KPK Kembali Bahas 4 Isu Prioritas Pencegahan Tindak Pidana Korupsi

Editor KPK kembali akan melanjutkan pembahasan empat isu prioritas yang menjadi dokumen akhir dari Presidensi Indonesia pada putaran ke-3 G20./via kpk.go.if/ist.
Silahkan bagikan

VISI.NEWS | JAKARTA – Komisi Pemberantasan Korupsi (KPK) kembali akan melanjutkan pembahasan empat isu prioritas yang menjadi dokumen akhir dari Presidensi Indonesia pada putaran ke-3 G20 Anti-Corruption Working Group (ACWG).

Pertemuan terakhir yang akan diselenggarakan secara virtual pada tanggal 26 sampai 29 September 2022, akan kembali diikuti oleh 20 delegasi negara peserta G20.

Sebelum terselenggaranya kegiatan tersebut, KPK menggelar kegiatan webinar bertajuk “peran profesi hukum dalam pencegahan tindak pidana pencucian uang (TPPU) uang hasil korupsi”, Selasa (20/9).

Kegiatan ini KPK lakukan dengan tujuan untuk mengingatkan dan mencegah para profesional hukum sebagai pihak kunci dalam perkara tindak pidana korupsi (Tipikor) dan TPPU.

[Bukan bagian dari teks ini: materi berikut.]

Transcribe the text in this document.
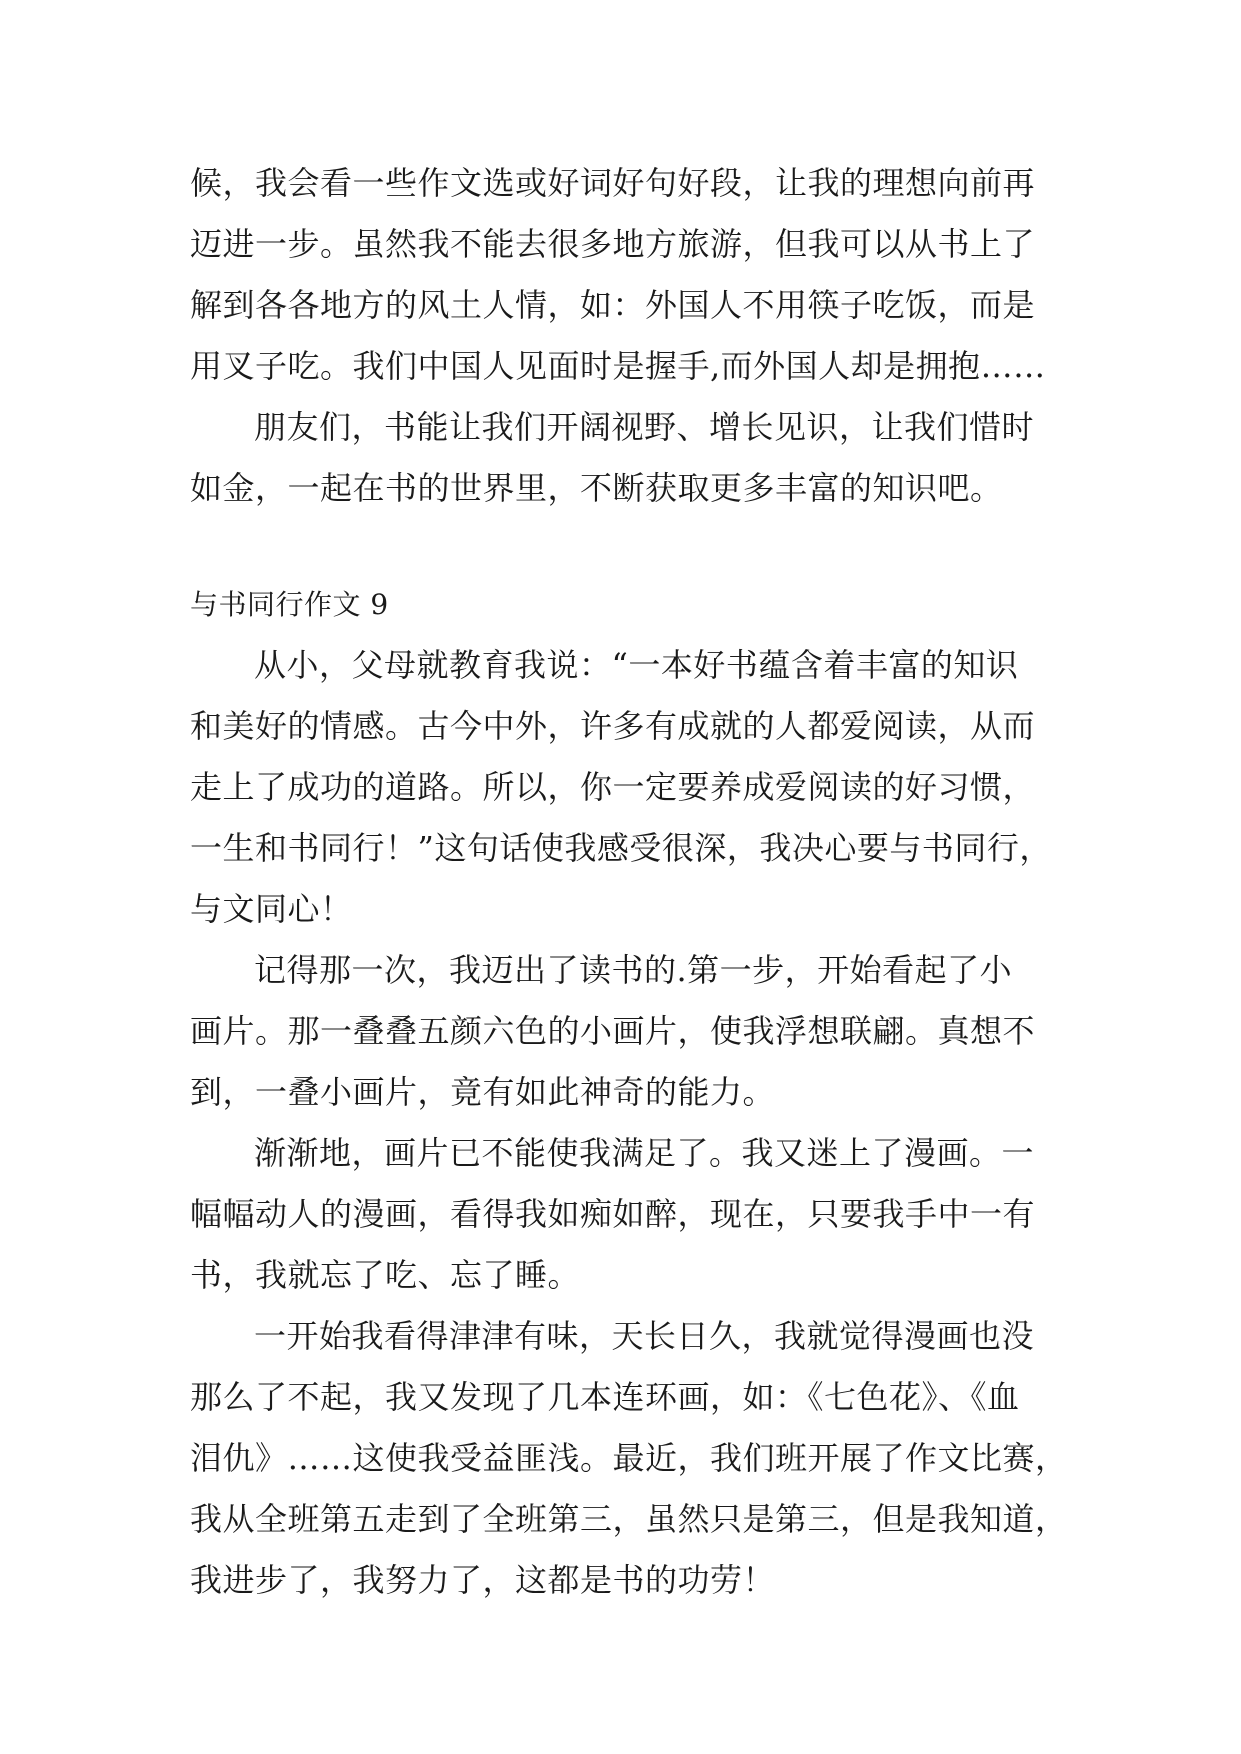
候，我会看一些作文选或好词好句好段，让我的理想向前再
迈进一步。虽然我不能去很多地方旅游，但我可以从书上了
解到各各地方的风土人情，如：外国人不用筷子吃饭，而是
用叉子吃。我们中国人见面时是握手,而外国人却是拥抱……
朋友们，书能让我们开阔视野、增长见识，让我们惜时
如金，一起在书的世界里，不断获取更多丰富的知识吧。
与书同行作文 9
从小，父母就教育我说：“一本好书蕴含着丰富的知识
和美好的情感。古今中外，许多有成就的人都爱阅读，从而
走上了成功的道路。所以，你一定要养成爱阅读的好习惯，
一生和书同行！”这句话使我感受很深，我决心要与书同行，
与文同心！
记得那一次，我迈出了读书的.第一步，开始看起了小
画片。那一叠叠五颜六色的小画片，使我浮想联翩。真想不
到，一叠小画片，竟有如此神奇的能力。
渐渐地，画片已不能使我满足了。我又迷上了漫画。一
幅幅动人的漫画，看得我如痴如醉，现在，只要我手中一有
书，我就忘了吃、忘了睡。
一开始我看得津津有味，天长日久，我就觉得漫画也没
那么了不起，我又发现了几本连环画，如：《七色花》、《血
泪仇》……这使我受益匪浅。最近，我们班开展了作文比赛，
我从全班第五走到了全班第三，虽然只是第三，但是我知道，
我进步了，我努力了，这都是书的功劳！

Sebagai chair penyelenggara pertemuan, KPK akan menyampaikan update, informasi, serta hasil akhir dari kegiatan G20 ACWG berlangsung selama tiga putaran.

Hal tersebut disampaikan Direktur Pembinaan Jaringan Kerja Antar-Komisi dan Instansi (PJKAKI), Kedeputian Bidang Informasi dan Data KPK Kartika Handaruningrum.

“Pada puncak pelaksanaan G20 yang akan dilaksanakan pada bulan November 2022, di mana para pemimpin dunia dari negara-negara ekonomi terbesar akan berkumpul. Guna mendukung prioritas Presidensi Indonesia tersebut, KPK kemudian mengusung empat isu prioritas untuk mendorong Indonesia dalam pelaksanaan G20 ACWG Tahun 2022,” ungkap Kartika.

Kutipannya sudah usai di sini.